The process will involve the following steps:
Configure the GitHub Repository to trigger CodeBuid on each event in the
definedbranch
Create a Personal Access in Github concerned project which will be use by AWS CodeBuild project to create and configure a webhook, whenever there is a new commit or pull request to thedefinedbranch.Set Up AWS Codebuild with Build and Deployment stages
Create a CodeBuild project that compiles and builds the Angular applications. After the build process, we'll include a deployment stage where the built files are uploaded tp the designated S3 Bucket. During this setup, we will also configure an AWS Lambda function that will handle the cleanup of the S3 Bucket before deploying the new version of app.Deploy the stack
Finally, we will deploy the stack using CDK command line, will will provision the resources (CodeBuild, Lambda, CloudWatch, Role and Permission)
Infrastructure Diagram (updated)
Configure the GitHub Repository
Create Personal access token
AWS CodeBuild requires a GitHub Personal Access Token to establish a connection between CodeBuild and the GitHub project.
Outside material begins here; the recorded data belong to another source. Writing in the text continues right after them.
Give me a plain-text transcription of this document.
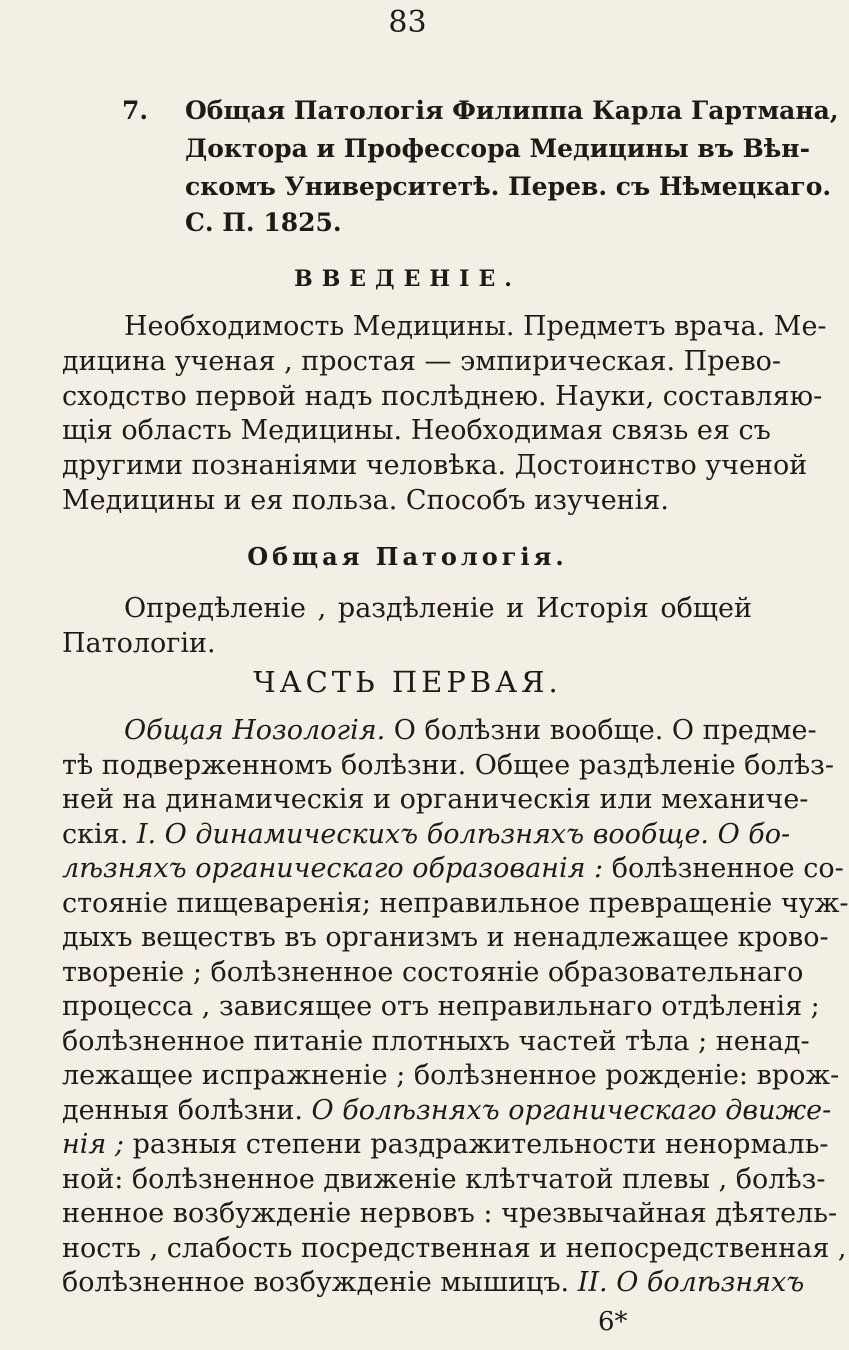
83
7. Общая Патологія Филиппа Карла Гартмана,
Доктора и Профессора Медицины въ Вѣн-
скомъ Университетѣ. Перев. съ Нѣмецкаго.
С. П. 1825.
ВВЕДЕНІЕ.
Необходимость Медицины. Предметъ врача. Ме-
дицина ученая , простая — эмпирическая. Прево-
сходство первой надъ послѣднею. Науки, составляю-
щія область Медицины. Необходимая связь ея съ
другими познаніями человѣка. Достоинство ученой
Медицины и ея польза. Способъ изученія.
Общая Патологія.
Опредѣленіе , раздѣленіе и Исторія общей
Патологіи.
ЧАСТЬ ПЕРВАЯ.
Общая Нозологія. О болѣзни вообще. О предме-
тѣ подверженномъ болѣзни. Общее раздѣленіе болѣз-
ней на динамическія и органическія или механиче-
скія. I. О динамическихъ болѣзняхъ вообще. О бо-
лѣзняхъ органическаго образованія : болѣзненное со-
стояніе пищеваренія; неправильное превращеніе чуж-
дыхъ веществъ въ организмъ и ненадлежащее крово-
твореніе ; болѣзненное состояніе образовательнаго
процесса , зависящее отъ неправильнаго отдѣленія ;
болѣзненное питаніе плотныхъ частей тѣла ; ненад-
лежащее испражненіе ; болѣзненное рожденіе: врож-
денныя болѣзни. О болѣзняхъ органическаго движе-
нія ; разныя степени раздражительности ненормаль-
ной: болѣзненное движеніе клѣтчатой плевы , болѣз-
ненное возбужденіе нервовъ : чрезвычайная дѣятель-
ность , слабость посредственная и непосредственная ,
болѣзненное возбужденіе мышицъ. II. О болѣзняхъ
6*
To create the token, follow these steps:.
Enter a name for the token
Under Select scopes, choose Only select repositories to limit the token's access to specific repositories.
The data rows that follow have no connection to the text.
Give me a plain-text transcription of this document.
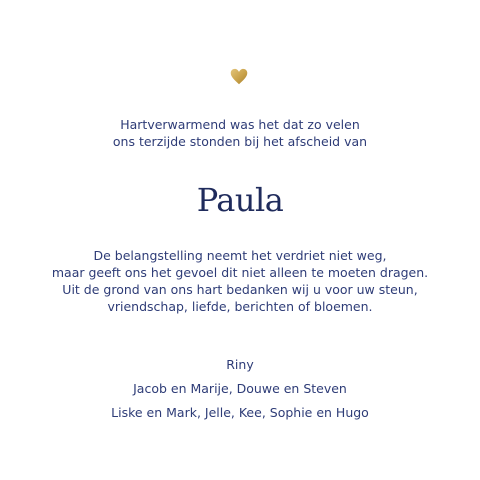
Hartverwarmend was het dat zo velen
ons terzijde stonden bij het afscheid van
Paula
De belangstelling neemt het verdriet niet weg,
maar geeft ons het gevoel dit niet alleen te moeten dragen.
Uit de grond van ons hart bedanken wij u voor uw steun,
vriendschap, liefde, berichten of bloemen.
Riny
Jacob en Marije, Douwe en Steven
Liske en Mark, Jelle, Kee, Sophie en Hugo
In the Repository permissions section, grant the appropriate permissions to the token, such as Metadata,Webhooks, etc.
Click Generate token
Secrets Manager
Now that the Personal Access Token is generated, it’s best practice and more secure to avoid hardcoding sensitive information such as passwords or secret keys directly in the code. AWS recommends storing secrets in Secrets Manager or Parameter Store. In this case, we will store the GitHub Personal Access Token in AWS Secrets Manager for secure and convenient retrieval when needed.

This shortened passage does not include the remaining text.